I rode the McKenzie River Trail in September of 2018 and I can certainly see why it was once rated as the best trail in America. It is certainly finds itself in the discussion when setting around the campfire. This footage has been languishing on my hard drive as it had all sorts of problems such as my gimbal was starting to go bad creating some high pitched noise that the camera was picking up. I also did not have the camera setup properly and created some lighting issues. I finally decided to put in the time to correct those things (as best as I could) and put together some clips from the incredible experience of riding this trail.
I finally got around to remastering this video from playtime in Downieville.
Got through this footage, I am very thankful for the modern era of tiny GoPro cameras and gimbals. I did some stabilization work on some of the clips, but it is a balancing act between cropping and smoothing out the video. Crop too much and the field of view gets to narrow and quality goes down. Clearly I need to get back up to Downieville and get some modern footage!
The last couple of weekends I have spent some time riding and a little bit hiking around the northern part of San Diego County and into Riverside County. I was able to get out on the final northern section of the California Riding and Hiking Trail (CRHT) in San Diego County.
One thing that has become obvious during my roaming along the CRHT and research. When the Pacific Crest Trail was first established in 1968 it “commandeered” quite a few sections of the then existing CHRT in San Diego County and the Anza area in Riverside County. In at least two locations I have found the traditional style CRHT markers along the Pacific Crest Trail. In the years following the establishment of the PCT the desired PCT routes were created/rerouted off the original CRHT, leaving the CRHT to wither away or left unprotected from future development/protection. The impact of this was not readily apparent until many years later when in 1988, the USFS dubiously banned mountain bikes from the PCT without proper public input.

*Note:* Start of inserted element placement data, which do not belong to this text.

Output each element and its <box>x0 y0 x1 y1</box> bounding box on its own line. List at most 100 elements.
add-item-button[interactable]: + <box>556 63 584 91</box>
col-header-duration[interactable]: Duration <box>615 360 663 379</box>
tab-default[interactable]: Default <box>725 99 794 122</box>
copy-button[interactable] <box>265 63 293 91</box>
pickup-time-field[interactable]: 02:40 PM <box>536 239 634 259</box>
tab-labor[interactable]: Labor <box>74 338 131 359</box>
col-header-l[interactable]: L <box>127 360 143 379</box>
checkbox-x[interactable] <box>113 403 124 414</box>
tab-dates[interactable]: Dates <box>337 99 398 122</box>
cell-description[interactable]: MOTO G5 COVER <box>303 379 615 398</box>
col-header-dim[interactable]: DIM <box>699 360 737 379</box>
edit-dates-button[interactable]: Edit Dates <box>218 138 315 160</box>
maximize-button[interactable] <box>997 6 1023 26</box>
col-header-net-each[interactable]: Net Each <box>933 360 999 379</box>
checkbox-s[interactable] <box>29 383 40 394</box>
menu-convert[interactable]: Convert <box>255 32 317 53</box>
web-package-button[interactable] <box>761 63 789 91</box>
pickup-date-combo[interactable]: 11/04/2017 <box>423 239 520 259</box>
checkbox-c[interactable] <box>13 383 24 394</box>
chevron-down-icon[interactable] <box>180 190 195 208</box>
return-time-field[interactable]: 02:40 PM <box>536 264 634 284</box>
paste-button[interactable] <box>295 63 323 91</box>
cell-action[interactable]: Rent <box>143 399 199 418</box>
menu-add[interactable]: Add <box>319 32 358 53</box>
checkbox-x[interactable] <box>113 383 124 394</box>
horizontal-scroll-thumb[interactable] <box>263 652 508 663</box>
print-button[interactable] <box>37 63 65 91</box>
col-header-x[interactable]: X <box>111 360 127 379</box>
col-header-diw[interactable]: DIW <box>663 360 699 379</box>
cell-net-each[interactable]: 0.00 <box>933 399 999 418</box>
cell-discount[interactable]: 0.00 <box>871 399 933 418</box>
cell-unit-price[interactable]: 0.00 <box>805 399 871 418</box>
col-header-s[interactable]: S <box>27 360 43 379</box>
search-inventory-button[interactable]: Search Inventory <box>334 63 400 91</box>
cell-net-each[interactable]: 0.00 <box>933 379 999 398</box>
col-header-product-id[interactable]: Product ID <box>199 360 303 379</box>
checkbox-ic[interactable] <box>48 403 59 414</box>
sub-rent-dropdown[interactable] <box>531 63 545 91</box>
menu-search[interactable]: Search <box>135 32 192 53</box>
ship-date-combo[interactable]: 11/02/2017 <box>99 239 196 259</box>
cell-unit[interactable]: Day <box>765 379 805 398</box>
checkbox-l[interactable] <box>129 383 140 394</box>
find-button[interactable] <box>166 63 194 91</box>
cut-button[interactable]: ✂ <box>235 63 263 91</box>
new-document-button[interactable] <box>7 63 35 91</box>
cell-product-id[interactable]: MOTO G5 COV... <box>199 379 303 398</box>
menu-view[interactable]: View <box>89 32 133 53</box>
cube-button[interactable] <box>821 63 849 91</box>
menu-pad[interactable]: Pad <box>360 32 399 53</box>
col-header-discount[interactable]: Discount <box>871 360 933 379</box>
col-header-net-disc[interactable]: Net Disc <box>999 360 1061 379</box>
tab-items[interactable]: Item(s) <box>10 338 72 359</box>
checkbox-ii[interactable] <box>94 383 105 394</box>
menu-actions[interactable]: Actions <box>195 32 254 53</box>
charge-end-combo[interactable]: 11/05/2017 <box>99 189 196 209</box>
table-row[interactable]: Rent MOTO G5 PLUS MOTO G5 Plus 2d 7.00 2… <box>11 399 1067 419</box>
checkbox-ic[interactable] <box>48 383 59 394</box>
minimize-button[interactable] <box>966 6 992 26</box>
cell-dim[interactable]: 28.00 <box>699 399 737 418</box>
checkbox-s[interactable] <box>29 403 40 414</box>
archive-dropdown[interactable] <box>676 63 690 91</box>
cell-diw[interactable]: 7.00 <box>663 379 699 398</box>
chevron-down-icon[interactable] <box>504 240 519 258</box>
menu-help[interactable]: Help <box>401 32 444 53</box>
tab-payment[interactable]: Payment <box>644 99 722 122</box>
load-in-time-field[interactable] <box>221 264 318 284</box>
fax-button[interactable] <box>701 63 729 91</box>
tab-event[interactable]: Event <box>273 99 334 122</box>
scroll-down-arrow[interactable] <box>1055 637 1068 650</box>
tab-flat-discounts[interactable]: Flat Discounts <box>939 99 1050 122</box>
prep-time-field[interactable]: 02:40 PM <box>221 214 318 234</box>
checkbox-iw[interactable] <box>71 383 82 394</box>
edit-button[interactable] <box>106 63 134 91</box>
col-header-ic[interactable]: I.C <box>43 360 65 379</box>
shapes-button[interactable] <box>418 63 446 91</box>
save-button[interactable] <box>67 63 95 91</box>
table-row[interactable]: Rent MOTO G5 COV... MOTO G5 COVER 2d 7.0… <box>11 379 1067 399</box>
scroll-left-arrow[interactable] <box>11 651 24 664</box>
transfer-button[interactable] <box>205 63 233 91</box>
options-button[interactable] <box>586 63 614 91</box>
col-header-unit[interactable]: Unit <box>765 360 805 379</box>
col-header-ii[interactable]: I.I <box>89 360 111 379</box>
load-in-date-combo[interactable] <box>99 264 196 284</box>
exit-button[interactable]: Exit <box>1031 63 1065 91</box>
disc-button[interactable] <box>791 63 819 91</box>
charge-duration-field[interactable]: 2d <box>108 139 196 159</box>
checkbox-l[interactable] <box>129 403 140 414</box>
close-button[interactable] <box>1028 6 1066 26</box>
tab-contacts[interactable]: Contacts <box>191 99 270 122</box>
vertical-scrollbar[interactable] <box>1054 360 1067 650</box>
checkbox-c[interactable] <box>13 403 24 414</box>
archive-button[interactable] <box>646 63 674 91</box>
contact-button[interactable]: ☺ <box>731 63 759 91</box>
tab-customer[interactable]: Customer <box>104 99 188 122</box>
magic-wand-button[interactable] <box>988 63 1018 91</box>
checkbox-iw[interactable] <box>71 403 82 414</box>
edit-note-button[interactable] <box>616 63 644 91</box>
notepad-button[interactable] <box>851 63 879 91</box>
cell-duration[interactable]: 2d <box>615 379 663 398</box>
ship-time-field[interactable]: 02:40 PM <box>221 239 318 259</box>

Pulling back to a larger scale, from the area just east of Cuyamaca Lake to at least Paradise Valley (Highway 74/371) area the California Riding and Hiking Trail and the Pacific Crest Trail typically parallel one another to varying degrees. San Diego County has the concept of restoring the CRHT as part of its master trails plan but I see the PCT being nearby as a deterrent to getting this historic mountain bike accessible back country trail restored. I see the PCT sucking the bureaucratic willpower away from the CRHT effort. I would love to I am very supportive of the Sharing the PCT movement as well was the removal of the blanket bike ban in Wilderness being spearhead by the Sustainable Trails Coalition. You should take a look at what those efforts are trying to accomplish. If both the Sharing the PCT and San Diego County CRHT restoration efforts were to come to fruition the routes/loops that could be done with both of these trails would be absolutely amazing. We can all dream!